What should work both in 3.1.2 and 3.3.0 is static upcasting (with type ascription) to TreeNode
def work(plan: LogicalPlan): LogicalPlan = {
val result: LogicalPlan = (plan: TreeNode[LogicalPlan]).transformDown {
case x => x
}
result
}
Runtime reflection also should work both in 3.1.2 and 3.3.0
import org.apache.spark.sql.catalyst.ScalaReflection
import ScalaReflection.universe._
def work(plan: LogicalPlan): LogicalPlan = {
val runtime = ScalaReflection.mirror
val method = runtime
.typeOf[LogicalPlan]
.member(TermName("transformDown"))
.asMethod
val result: LogicalPlan = runtime.reflect(plan).reflectMethod(method).apply( {
case x => x
}: PartialFunction[LogicalPlan, LogicalPlan]).asInstanceOf[LogicalPlan]
result
}
In principle, when you'd like to call different methods (this doesn't seem to be your case) you can do this for example with runtime reflection
val name =
if (sparkVersion == "3.1.2") "transformDown"

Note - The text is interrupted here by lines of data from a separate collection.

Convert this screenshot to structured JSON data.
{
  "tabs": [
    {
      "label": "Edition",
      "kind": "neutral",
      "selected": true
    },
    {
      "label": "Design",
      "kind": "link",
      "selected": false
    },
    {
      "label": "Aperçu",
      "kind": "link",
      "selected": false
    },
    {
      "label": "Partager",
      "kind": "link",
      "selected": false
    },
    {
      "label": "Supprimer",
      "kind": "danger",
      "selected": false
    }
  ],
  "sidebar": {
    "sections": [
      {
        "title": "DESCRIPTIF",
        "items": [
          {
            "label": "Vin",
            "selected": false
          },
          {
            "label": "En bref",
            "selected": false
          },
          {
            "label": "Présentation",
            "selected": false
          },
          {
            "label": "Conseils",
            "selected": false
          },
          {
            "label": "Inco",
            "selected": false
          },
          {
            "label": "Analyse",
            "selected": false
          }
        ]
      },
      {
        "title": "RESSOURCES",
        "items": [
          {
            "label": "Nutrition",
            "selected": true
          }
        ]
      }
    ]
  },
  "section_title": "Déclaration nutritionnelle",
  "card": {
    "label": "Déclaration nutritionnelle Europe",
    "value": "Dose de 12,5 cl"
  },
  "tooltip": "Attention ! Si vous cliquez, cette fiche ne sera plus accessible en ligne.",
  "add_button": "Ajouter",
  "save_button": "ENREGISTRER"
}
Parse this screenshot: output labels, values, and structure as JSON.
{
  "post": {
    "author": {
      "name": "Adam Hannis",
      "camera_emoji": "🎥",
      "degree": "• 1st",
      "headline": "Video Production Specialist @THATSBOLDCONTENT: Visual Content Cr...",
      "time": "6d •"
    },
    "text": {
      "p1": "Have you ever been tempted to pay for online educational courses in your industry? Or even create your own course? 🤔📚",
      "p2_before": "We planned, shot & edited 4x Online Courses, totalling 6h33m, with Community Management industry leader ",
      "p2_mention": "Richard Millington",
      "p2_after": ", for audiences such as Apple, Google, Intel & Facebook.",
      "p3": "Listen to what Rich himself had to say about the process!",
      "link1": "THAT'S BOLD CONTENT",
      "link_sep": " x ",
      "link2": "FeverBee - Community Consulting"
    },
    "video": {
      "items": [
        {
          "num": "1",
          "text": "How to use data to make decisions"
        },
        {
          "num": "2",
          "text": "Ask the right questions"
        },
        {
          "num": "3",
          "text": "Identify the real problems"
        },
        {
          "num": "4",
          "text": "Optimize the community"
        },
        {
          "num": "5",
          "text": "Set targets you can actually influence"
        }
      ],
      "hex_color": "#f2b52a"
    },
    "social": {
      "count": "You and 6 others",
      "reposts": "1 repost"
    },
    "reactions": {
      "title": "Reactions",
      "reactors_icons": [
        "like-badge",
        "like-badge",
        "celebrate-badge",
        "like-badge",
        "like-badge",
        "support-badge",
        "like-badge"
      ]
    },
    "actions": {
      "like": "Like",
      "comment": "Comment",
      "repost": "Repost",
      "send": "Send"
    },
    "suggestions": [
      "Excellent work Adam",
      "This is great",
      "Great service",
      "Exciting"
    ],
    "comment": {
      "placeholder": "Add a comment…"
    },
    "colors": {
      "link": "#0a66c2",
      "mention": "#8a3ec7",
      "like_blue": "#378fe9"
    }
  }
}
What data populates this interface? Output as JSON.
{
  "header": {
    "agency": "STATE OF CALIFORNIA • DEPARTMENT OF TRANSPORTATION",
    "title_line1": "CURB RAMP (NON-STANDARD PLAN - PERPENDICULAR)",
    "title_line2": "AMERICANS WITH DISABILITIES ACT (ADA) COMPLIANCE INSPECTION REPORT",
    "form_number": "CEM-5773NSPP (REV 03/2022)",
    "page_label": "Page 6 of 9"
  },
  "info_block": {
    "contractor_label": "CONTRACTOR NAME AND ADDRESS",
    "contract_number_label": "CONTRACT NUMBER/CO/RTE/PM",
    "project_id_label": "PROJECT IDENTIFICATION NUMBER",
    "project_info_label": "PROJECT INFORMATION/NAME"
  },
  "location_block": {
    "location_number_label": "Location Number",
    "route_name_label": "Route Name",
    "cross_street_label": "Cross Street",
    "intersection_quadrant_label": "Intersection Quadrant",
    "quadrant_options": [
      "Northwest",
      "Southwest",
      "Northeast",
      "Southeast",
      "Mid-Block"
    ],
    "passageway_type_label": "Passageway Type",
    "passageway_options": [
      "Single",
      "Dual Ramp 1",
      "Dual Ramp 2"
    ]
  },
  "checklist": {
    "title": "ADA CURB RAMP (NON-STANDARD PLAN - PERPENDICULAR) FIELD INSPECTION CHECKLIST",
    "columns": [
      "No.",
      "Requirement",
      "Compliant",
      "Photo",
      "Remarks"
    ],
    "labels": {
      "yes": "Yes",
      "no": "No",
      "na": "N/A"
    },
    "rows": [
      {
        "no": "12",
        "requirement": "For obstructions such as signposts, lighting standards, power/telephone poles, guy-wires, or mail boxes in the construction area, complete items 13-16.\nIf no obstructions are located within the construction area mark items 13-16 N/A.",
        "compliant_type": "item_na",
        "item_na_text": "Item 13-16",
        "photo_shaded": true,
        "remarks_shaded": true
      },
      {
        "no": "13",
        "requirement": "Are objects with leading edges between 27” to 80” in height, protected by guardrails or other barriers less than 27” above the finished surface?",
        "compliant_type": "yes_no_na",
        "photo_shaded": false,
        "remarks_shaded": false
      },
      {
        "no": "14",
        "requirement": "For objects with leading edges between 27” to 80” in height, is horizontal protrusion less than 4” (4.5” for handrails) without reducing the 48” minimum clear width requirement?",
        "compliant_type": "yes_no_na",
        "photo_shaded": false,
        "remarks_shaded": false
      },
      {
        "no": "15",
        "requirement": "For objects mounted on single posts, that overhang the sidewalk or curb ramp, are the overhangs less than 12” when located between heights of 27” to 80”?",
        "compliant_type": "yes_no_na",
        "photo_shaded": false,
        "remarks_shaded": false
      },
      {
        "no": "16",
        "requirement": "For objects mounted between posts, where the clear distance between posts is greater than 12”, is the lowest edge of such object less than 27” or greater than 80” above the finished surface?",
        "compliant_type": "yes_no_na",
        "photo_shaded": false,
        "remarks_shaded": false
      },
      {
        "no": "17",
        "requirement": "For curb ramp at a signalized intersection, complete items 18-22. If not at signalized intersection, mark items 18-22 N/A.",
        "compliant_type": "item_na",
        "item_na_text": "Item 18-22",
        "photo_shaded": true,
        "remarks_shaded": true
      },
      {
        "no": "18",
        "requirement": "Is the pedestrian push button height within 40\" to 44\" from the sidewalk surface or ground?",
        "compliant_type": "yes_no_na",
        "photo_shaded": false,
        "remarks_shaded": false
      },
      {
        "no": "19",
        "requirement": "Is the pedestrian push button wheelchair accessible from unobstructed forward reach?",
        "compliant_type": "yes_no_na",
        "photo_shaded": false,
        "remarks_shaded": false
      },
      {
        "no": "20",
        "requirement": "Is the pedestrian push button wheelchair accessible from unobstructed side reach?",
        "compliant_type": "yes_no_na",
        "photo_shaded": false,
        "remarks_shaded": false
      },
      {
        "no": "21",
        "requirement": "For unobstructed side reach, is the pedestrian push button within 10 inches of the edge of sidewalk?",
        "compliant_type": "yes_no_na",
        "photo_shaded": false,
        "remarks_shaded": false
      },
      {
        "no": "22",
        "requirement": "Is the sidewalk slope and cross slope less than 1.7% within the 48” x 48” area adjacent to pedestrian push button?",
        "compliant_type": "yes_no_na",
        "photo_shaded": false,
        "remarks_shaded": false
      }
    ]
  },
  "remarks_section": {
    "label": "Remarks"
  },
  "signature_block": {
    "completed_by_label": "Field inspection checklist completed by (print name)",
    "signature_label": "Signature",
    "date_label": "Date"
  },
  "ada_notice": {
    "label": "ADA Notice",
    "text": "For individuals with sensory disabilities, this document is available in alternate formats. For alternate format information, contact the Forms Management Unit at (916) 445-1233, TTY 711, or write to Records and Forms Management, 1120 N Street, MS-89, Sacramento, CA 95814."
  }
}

else if (sparkVersion == "3.3.0") "transformDownWithPruning"
else ???
val method = runtime
.typeOf[LogicalPlan]
.member(TermName(name))
.asMethod
val method = rm
.typeOf[LogicalPlan]
.members
.find(_ == TermName(name))
.get
.asMethod
val method = rm
.typeOf[LogicalPlan]
.members
.filter(_.name.toString.startsWith(name))
.head
.asMethod
or runtime compilation
// libraryDependencies += scalaOrganization.value % "scala-compiler" % scalaVersion.value exclude("org.scala-lang.modules", "scala-xml_2.12")
import scala.tools.reflect.ToolBox
val tb = runtime.mkToolBox()
tb.eval(
q"""
(_: ${typeOf[LogicalPlan]}).${TermName(name)} {
case x => x
}
"""
).asInstanceOf[LogicalPlan => LogicalPlan].apply(plan)